Chimeric antigen receptor or CAR T-cell therapy is FDA approved to treat patients with blood cancers including non-Hodgkins lymphoma and acute lymphoblastic leukemia, whose disease persists or returns following first-line treatments. One reason CAR T-cell therapy is effective is because a patient’s blood contains an abundance of the cancer cells that stimulate the activation and expansion of the modified T-cells. 

Robust expansion of HIV CAR T cells following antigen boosting in ART-suppressed nonhuman primates.For people with HIV, however, it’s a different story.

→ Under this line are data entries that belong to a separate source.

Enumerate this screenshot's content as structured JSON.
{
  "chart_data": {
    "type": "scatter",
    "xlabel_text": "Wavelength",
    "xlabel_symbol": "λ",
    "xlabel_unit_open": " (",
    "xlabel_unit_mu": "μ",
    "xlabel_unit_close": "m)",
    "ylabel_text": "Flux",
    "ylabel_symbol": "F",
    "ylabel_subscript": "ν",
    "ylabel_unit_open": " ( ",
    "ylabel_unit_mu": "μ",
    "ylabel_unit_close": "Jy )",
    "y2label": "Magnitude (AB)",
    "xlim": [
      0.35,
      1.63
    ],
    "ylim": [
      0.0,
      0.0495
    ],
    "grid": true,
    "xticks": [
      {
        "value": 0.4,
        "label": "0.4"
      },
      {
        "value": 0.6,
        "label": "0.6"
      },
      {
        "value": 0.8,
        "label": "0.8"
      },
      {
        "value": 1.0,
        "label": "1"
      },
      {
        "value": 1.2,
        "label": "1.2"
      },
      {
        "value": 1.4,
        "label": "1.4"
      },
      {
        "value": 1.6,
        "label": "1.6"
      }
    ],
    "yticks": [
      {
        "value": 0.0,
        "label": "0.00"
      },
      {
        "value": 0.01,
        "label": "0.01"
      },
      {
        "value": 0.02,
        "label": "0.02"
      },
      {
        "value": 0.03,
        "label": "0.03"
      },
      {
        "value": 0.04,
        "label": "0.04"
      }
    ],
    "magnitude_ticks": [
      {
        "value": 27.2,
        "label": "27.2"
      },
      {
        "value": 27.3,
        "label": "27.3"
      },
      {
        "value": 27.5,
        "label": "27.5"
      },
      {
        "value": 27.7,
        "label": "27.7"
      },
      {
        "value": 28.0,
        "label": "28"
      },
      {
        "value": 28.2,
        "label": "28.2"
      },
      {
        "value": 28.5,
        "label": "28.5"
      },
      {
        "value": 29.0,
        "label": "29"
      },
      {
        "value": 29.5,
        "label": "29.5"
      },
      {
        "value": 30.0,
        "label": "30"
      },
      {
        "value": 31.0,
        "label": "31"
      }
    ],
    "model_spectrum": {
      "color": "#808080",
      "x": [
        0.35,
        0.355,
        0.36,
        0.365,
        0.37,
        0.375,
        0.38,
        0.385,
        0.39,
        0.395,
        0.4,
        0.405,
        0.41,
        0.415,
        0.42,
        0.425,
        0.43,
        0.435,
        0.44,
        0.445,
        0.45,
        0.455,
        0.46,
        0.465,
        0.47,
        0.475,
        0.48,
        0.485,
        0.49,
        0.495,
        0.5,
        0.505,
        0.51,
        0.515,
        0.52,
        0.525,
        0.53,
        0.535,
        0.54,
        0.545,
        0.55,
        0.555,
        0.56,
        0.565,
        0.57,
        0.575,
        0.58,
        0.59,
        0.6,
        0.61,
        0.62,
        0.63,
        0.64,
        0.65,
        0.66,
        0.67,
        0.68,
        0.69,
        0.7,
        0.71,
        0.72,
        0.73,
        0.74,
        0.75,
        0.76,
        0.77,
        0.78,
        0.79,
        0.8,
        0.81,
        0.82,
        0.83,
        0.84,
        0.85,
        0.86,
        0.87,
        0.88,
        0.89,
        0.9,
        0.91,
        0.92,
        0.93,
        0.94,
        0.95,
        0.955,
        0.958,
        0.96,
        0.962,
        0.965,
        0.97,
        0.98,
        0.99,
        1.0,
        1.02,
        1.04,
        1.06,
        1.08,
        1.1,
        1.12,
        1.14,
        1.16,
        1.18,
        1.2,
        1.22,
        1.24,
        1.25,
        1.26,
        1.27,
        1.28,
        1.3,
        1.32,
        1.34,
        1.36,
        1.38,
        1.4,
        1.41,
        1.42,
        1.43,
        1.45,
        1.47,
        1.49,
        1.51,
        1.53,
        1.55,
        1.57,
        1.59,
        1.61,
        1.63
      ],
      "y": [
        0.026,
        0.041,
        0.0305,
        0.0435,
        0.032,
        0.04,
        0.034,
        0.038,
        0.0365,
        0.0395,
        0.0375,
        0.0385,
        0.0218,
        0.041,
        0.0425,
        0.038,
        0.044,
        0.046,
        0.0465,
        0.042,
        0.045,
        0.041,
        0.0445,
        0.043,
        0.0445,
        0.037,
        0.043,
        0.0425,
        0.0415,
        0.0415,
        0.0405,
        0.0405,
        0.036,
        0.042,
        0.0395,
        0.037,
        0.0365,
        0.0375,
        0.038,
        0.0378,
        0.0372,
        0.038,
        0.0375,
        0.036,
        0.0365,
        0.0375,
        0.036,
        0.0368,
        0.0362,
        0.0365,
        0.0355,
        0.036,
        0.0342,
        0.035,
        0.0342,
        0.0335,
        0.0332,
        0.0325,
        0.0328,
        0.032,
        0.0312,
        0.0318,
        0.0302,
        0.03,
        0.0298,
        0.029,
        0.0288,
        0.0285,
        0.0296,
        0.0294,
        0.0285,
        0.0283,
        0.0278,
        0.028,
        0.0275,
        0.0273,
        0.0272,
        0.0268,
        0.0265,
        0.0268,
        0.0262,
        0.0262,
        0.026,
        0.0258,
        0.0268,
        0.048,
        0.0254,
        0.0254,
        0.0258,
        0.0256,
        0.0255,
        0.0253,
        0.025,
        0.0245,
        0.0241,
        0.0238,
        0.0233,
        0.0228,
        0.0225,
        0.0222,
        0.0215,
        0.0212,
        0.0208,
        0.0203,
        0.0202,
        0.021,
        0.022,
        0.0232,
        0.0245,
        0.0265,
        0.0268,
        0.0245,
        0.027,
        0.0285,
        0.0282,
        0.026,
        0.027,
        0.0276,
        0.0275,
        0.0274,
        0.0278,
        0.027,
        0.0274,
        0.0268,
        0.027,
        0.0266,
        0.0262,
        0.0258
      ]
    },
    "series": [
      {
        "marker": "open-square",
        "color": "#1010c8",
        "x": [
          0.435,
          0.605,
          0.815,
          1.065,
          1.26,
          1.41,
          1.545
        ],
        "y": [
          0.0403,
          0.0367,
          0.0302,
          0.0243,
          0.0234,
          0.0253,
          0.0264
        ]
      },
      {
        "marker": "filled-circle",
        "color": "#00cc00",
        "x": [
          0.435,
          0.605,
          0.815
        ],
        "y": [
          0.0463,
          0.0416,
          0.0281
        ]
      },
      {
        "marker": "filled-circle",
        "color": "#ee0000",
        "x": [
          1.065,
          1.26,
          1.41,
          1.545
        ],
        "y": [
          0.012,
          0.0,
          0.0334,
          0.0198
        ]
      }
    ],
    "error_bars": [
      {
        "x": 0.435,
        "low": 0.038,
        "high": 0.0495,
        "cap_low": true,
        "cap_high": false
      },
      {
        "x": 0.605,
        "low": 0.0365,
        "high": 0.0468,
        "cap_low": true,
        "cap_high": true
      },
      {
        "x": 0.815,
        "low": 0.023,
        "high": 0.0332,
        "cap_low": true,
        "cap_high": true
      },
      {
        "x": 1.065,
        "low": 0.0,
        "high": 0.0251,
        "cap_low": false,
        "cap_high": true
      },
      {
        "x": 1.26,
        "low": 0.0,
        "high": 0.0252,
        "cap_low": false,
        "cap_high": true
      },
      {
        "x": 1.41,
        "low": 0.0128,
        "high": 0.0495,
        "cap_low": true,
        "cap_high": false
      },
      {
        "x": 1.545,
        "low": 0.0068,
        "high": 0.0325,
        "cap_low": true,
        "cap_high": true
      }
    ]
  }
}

They do not have sufficient HIV-infected cells to trigger long-term expansion of CAR T-cells. Many are on antiretroviral therapy (ART) which is designed to suppress the virus, and any virus that does exist is not usually detectable in circulating blood, but rather is found in lymphoid tissues, the gut, and central nervous system.  

Frederick National Laboratory scientists and other colleagues led by investigators at the Fred Hutchinson Cancer Center have developed a manufacturing model to overcome the limitations posed by insufficient antigenic material for CAR T therapy. In a paper published in Blood, lead author Christopher Peterson from Fred Hutchinson indicates it is the first preclinical study—in an animal model--to show expansion of virus-specific CAR T-cells in infected hosts on ART that ultimately delayed the return of the virus when ART was discontinued. 

In addition, results of the study show the CAR T-cell therapy was safe for the subjects in their experiments, and the authors said that bodes well for an ongoing clinical trial of CD4 CAR T-cells in HIV-infected people who are stable on ART.   

CAR-T for virus calls for different approach 

This small study looked at four rhesus macaques infected with SHIV, a laboratory-engineered virus designed to cause AIDS disease in monkeys and allow testing of HIV-specific treatments. The animals were on ART for about 18 months.  

CAR T-cell therapy for leukemia in humans takes some of the patient’s own healthy cells and modifies them in the lab to boost the body’s immune response when they are injected back into the patient and expand to attack the cancer.  

In this study, CD4 T cells were removed from each animal and sent to the laboratory for modification in preparation for CAR-T therapy, roughly an eight-day process. The animals then received an infusion of their own modified CD4 CAR-T cells to help fight HIV infection. 

The animals received a second infusion of a specific line of laboratory-grown cells, modified to express HIV viral proteins. This supplemental round of cells was infused 19 days after the initial infusion and was designed to boost the expansion of the infused, anti-viral CAR T-cells. 

Second round of cell therapy appears to boost effectiveness 

ART was withdrawn from the animals 12 days after the boost. Researchers said blood tests showed the CD4 CAR T-cells successfully expanded in all four of the animals. Two of the four experienced cell expansion even before ART was removed. There was also evidence of cell expansion in tissue samples from the gut, lymph nodes, and other locations in the body where HIV is known to persist even when a patient is on ART. Results also showed the CD4 CAR T-cell treated animals experienced a slower rebound of the virus upon ART discontinuation compared to those that did not undergo CAR T-cell therapy. These results were not statistically significant and did not persist in two of the four monkeys. 

“The results of this study show HIV/SHIV-specific CAR T-cells can expand in the blood and lymphoid tissues following a boost with HIV envelope-expressing cells,” said FNL’s Christine Fennessey, who along with AIDS and Cancer Virus Program colleague Brandon Keele was co-author on the study.  “This finding lays the groundwork for similar two-step therapies for other CAR T-cell targets with limited antigen expression, such as solid cancerous tumors.”